Systems and processes comply with safety and clinical directives in a timely way, including alerts.

  • How do you hear about these?
  • How do you assess their relevance to you?
  • Who is accountable for implementation?
  • How do you disseminate and communicate with relevant parties?
  • How do you act on them? 
  • How do you know that action is taken within set timescales and outstanding actions are managed?
  • How do you know that you have an effective system for monitoring compliance? 
  • What have you learnt from monitoring these and what changes have you made as a result?
  • How does the board gain assurance that compliance is being managed effectively?
  • How do you ensure compliance with MHRA and Patient Safety Alerts

Systems ensure non-compliance or variance from best practice is properly recorded and audited and any risks identified are managed appropriately.

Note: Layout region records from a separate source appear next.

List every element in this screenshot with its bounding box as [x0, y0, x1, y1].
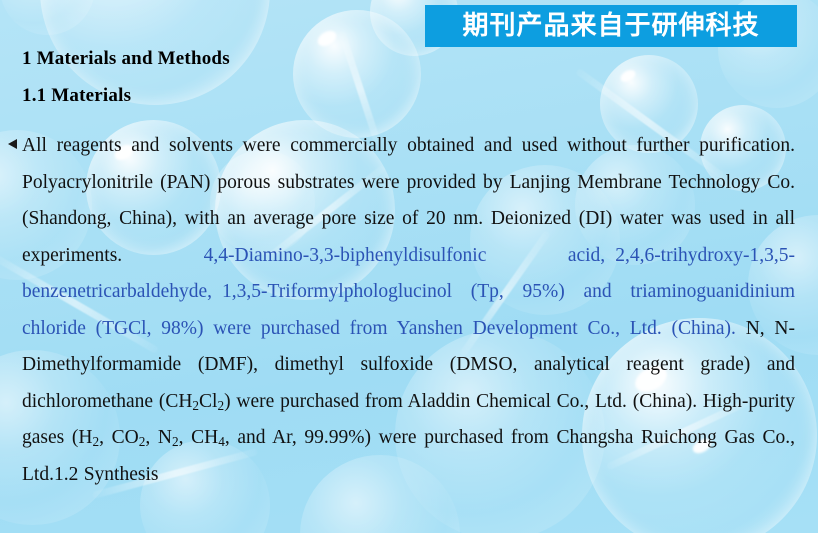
journal-banner: 期刊产品来自于研伸科技 [425, 5, 797, 47]
paragraph-segment-blue-1: 4,4-Diamino-3,3-biphenyldisulfonic acid, [204, 245, 606, 266]
paragraph-segment-plain-5: , CO [99, 427, 139, 448]
paragraph-segment-plain-6: , N [145, 427, 172, 448]
subsection-heading: 1.1 Materials [22, 85, 131, 107]
body-paragraph: All reagents and solvents were commercia… [22, 128, 795, 493]
paragraph-segment-plain-7: , CH [179, 427, 219, 448]
bubble-decoration [0, 0, 95, 35]
banner-label: 期刊产品来自于研伸科技 [462, 13, 759, 39]
slide-canvas: 期刊产品来自于研伸科技 1 Materials and Methods 1.1 … [0, 0, 818, 533]
paragraph-segment-plain-3: Cl [199, 391, 217, 412]
section-heading: 1 Materials and Methods [22, 48, 230, 70]
triangle-left-icon [8, 139, 17, 149]
subscript-4a: 4 [218, 434, 225, 449]
body-block: All reagents and solvents were commercia… [22, 128, 795, 493]
bubble-decoration [293, 10, 421, 138]
subscript-2e: 2 [172, 434, 179, 449]
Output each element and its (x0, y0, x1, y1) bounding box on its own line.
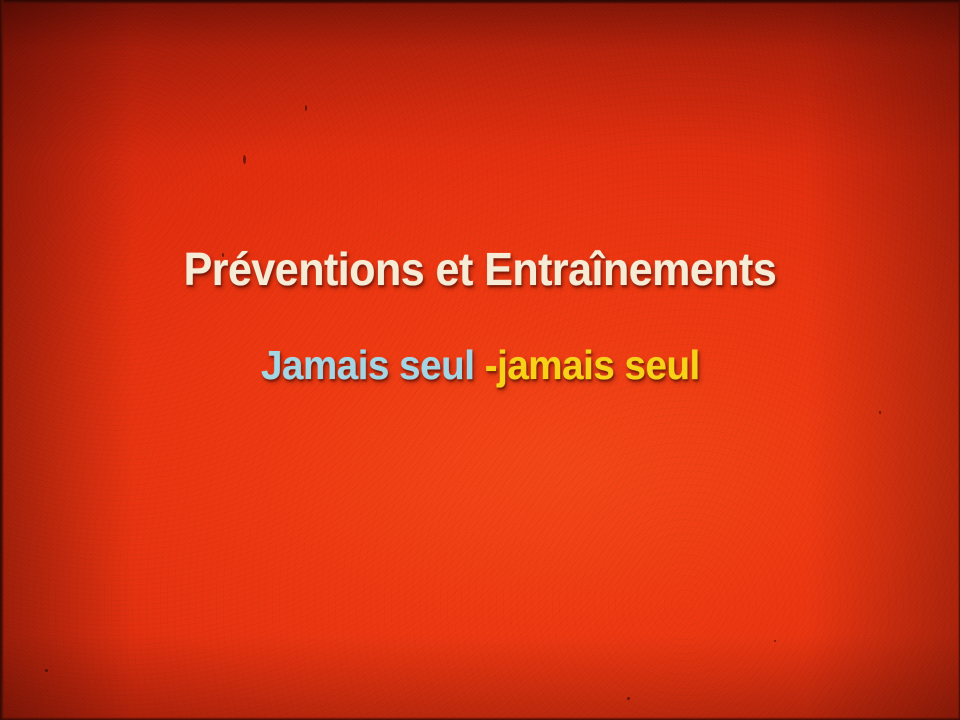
slide-subtitle: Jamais seul -jamais seul (261, 345, 700, 386)
slide-subtitle-segment-yellow: -jamais seul (484, 342, 699, 388)
slide-subtitle-segment-blue: Jamais seul (261, 342, 485, 388)
slide-text-block: Préventions et Entraînements Jamais seul… (0, 0, 960, 720)
slide-title: Préventions et Entraînements (184, 246, 777, 292)
presentation-slide: Préventions et Entraînements Jamais seul… (0, 0, 960, 720)
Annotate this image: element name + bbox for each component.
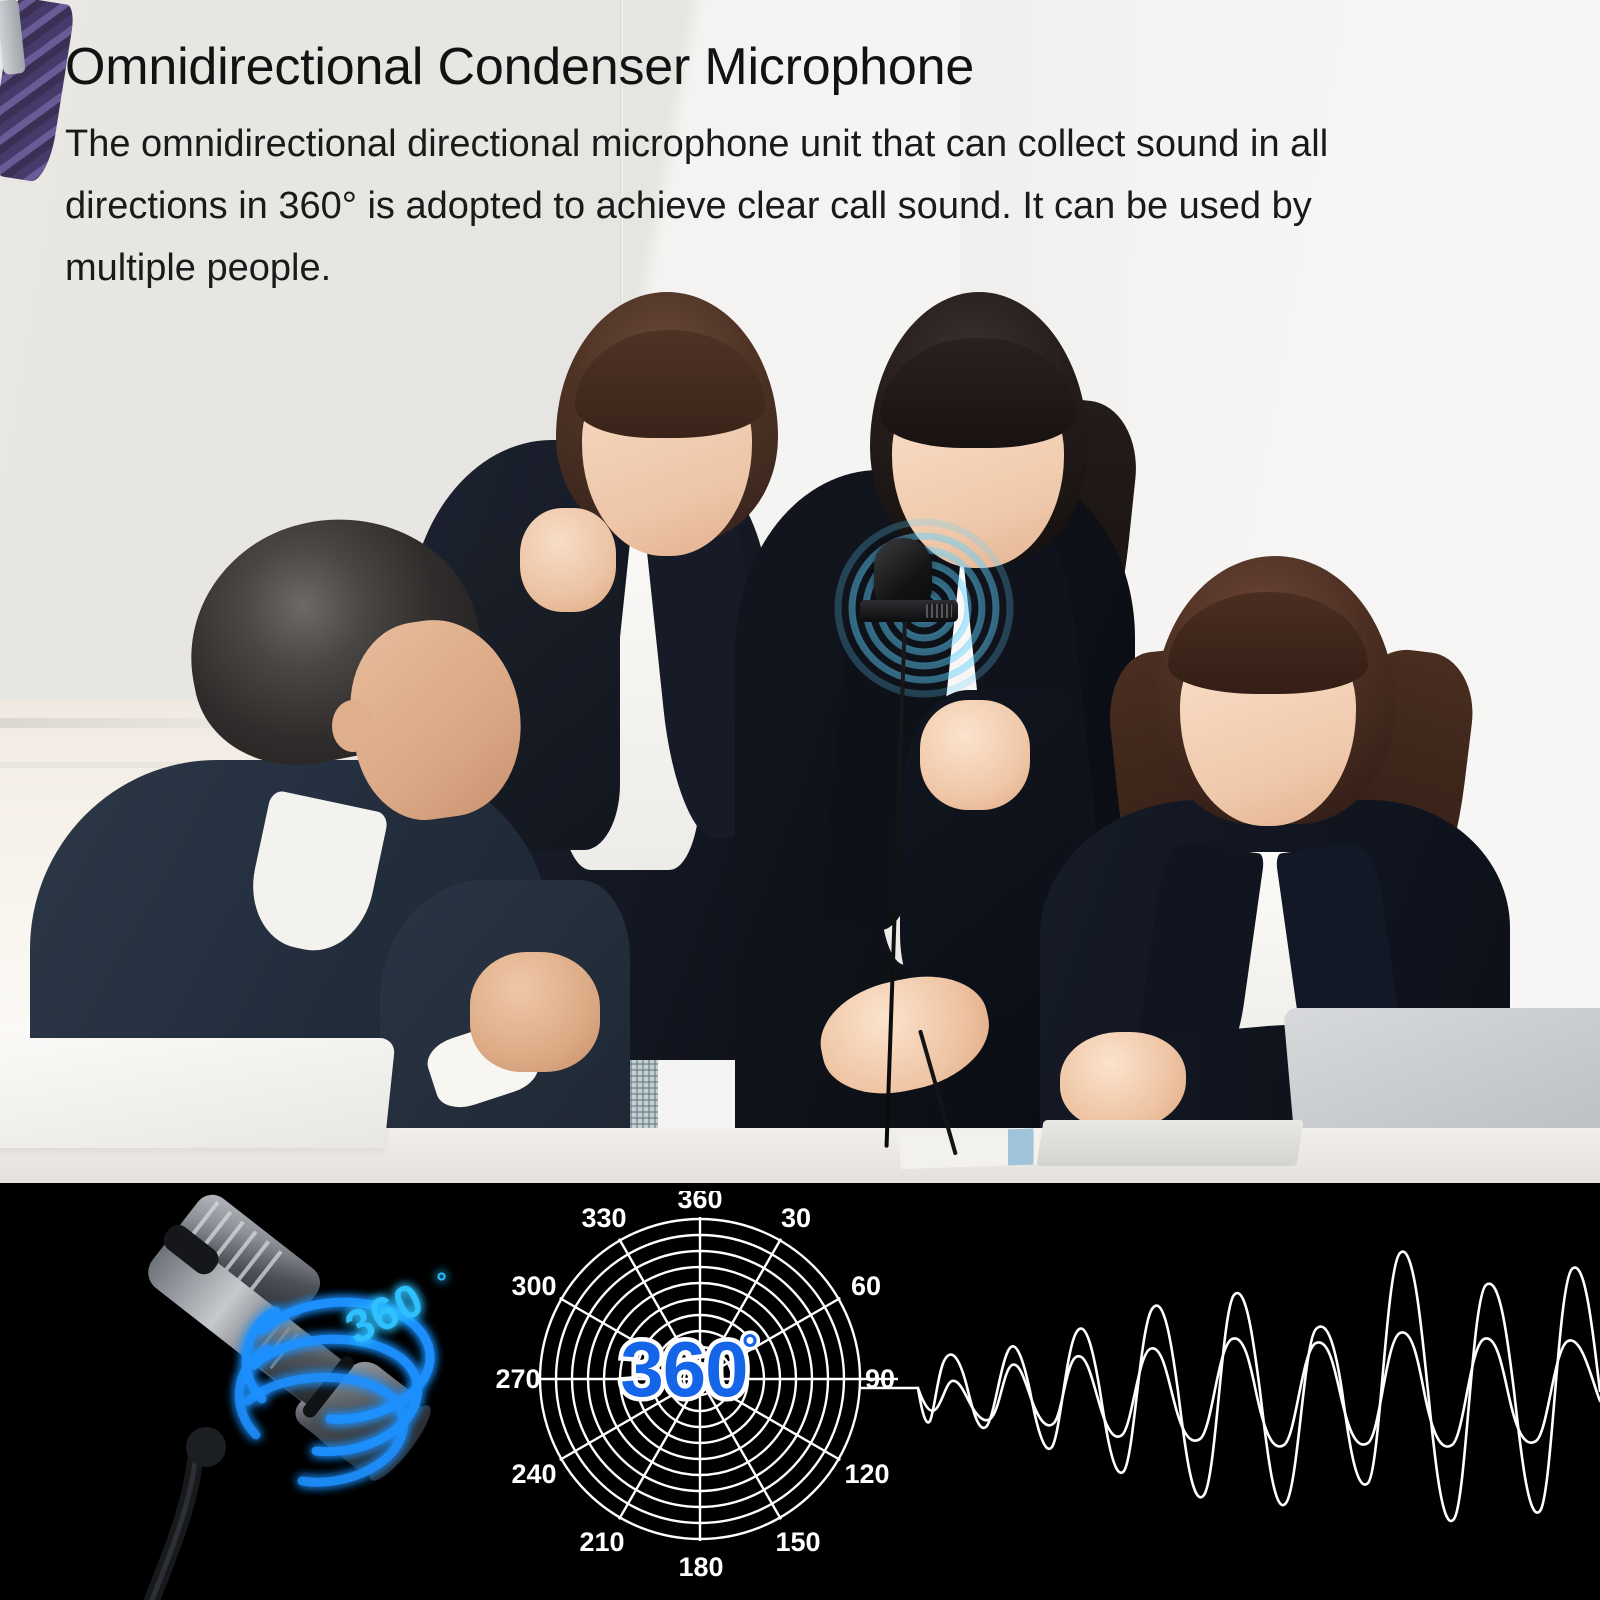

  • How do you record non-compliance with and variance from evidence-base and best practice?
  • How do you audit and record non-compliance?
  • How are outstanding actions managed/escalated?
  • What actions are taken to manage any risk identified
  • How are these actions monitored to ensure the risk is managed?
  • What oversight do the board have where there is non-compliance?

People receive a high quality, safe and effective service whilst in the care of the NHS which is based on agreed best practice guidelines including those defined by condition specific Delivery Plans, National Institute for Health and Care Excellence (NICE), NHS Wales Patient Safety Solutions, and professional bodies.

  • How do you hear about and receive best practice including guidance from Welsh Government Improving Patient Safety Team, and Medicines and Healthcare Products Regulatory Agency (MHRA),
  • How do you assess their relevance to you?
  • How do you disseminate and communicate with relevant parties?
  • How do you act on the guidance?
  • How do you know that appropriate action is taken in a timely manner?
  • How do you monitor that the appropriate action is embedded and sustained?
  • What is your commitment to overall continuous quality improvement?
  • Is guidance considered in forward planning, incorporated into local plans and discussed with partner organisations?
  • Is your approach to NICE guidance implementation reactive (making use of guidance when needed, for example as a response to a patient complaint or incident) bureaucratic (good systems are in place but they have little impact on overall quality of care) or proactive (always considering evidence based guidance as an integral part of everything your Health Board does)?

Practice keeps up to date with best practice, national and professional guidance, new technologies and innovative ways of working.  

  • Does staff education and training encourage a positive view of evidence based guidance?
  • How do you ensure that NICE Highly Specialised Technology Appraisals are implemented?